January 14, 2004
In Memory of Bob | printable version
Several months ago, I was approached by Bob Freiday, a highly successful freelance journalist, about a book idea. I liked his idea and, in record time, his book was complete and we published it as a trade paperback and as an ebook. Bob admitted during our myriad of emails that he was often under the weather, suffering from "Cat Scratch Fever." The emails we exchanged after that included humorous recipes that he could test on his mother's cat (the one that scratched him).
Bob got really ill in October and I got a cryptic email from him one day, asking me to send his royalties to his mother if anything ever happened to him. He ended up in the hospital and his sister kept me informed as to his condition and spirits. We learned that Bob had been misdiagnosed. He'd been suffering from cancer for more than a year. But, the cancer was such a rare type that even MD Anderson in Houston had a hard time diagnosing it. One day, I asked Bob how we was coping with hospital boredom. He said the worst thing about being in the hospital was that he was so high up that he couldn't clearly see the pretty girls walking by below. So, Richard and I, of course, ordered a pair of binoculars for him.
Bob started chemo, moved in with his mom, and worked on his website and some articles while he recovered. He had good days and bad days but he always had a smile and tried to make me laugh. In a couple of emails, Bob used the word DYING in all capital letters, but in the context of things like "I'm DYING to see the print galley of my book. I thought that was odd...even humorous, considering how ill he was. But he never let on that it was a joke. I didn't know if it was intentional or not...so I never said anything, of course. I still had a tremendous amount of hope that Bob would get better.
Just before Christmas, Bob said he hated the fact that he didn’t have the energy to turn on his computer and write every day. So, Ali and I, of course, ran out and bought him a journal and some colored pens. They arrived in time for Christmas and he was happy.

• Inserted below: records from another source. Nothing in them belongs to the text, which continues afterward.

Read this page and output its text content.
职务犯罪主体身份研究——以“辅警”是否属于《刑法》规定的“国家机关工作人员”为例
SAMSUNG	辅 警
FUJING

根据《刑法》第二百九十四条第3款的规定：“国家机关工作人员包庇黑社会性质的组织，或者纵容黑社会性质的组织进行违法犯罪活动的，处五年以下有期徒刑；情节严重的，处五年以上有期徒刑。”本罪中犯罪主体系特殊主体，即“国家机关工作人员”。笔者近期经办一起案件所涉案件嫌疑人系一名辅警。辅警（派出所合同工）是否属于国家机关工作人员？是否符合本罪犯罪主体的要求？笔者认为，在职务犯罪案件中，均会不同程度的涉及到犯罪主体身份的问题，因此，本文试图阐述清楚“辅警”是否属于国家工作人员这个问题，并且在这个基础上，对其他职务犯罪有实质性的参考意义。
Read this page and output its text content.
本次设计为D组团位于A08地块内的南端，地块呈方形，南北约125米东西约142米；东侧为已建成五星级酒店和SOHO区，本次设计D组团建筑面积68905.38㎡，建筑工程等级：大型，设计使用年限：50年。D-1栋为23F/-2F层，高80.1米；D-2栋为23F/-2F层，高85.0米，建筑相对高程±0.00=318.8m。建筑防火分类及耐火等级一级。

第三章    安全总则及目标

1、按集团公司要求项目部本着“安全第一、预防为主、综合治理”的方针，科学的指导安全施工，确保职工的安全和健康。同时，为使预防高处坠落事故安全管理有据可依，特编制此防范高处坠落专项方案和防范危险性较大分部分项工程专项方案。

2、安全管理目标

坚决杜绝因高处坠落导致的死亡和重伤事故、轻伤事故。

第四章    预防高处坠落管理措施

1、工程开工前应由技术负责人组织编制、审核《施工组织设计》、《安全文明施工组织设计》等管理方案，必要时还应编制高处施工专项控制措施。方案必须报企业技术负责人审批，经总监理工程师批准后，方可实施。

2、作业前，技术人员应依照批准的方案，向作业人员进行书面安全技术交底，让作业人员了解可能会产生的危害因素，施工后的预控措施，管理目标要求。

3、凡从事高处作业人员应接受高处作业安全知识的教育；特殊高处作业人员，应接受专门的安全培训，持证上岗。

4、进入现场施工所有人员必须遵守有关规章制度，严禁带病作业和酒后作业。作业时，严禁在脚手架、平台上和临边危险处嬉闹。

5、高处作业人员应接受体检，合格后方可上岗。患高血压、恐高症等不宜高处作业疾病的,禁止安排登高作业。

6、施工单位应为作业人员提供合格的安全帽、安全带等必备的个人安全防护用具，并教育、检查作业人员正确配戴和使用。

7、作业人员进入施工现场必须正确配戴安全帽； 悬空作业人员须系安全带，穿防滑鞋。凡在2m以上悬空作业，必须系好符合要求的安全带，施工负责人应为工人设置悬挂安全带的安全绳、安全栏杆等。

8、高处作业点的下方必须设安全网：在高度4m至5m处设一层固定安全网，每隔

I was devastated today when I received an email from Bob's sister, Lauren, letting me know that Bob died on Saturday. He was an ornery bugger and even when he was incoherent and very near the end, he was saying, "This is so unfair." I think Bob knew he was dying and had known for several months, but refused to accept it with ill-humor. He accepted it with his trademark ornery humor, a humor that we had come to relish and anticipate. Emails from Bob always promised a belly laugh, and I will miss his laughter, his ambition, his oddball humor, and his ability to make me laugh out loud even on the worst days. I’m sitting here in shock, not quite believing that I’ll never again get an email from my friend.
I recently assigned a success story for Bob to write following a query he sent in. Bob was a real stickler for error-free writing, non-stop marketing of his book, and for production. He always had to be working on something at all times and hated to have things undone. I'm sure it's bugging Bob that he never got that success story written. But that's okay. He was extremely successful for his entire journalism career, as you can see from the links below (the articles and book he's already written for us).
Bob's humor and incredible advice can be found in his book, 10 Golden Rules of Freelance Writing and How I Broke Them (How to Break the Rules and Make It as a MagazineWriter).
You can get advice from Bob (AND A LAUGH!) by reading his articles here:
If you'd like to send comments on Bob's writing for his family to read, please send them HERE, I'll be happy to forward them along to his mom and sister. I'm sure they'd love to hear from his readers!
We'll miss you, Bob. This issue is dedicated to you.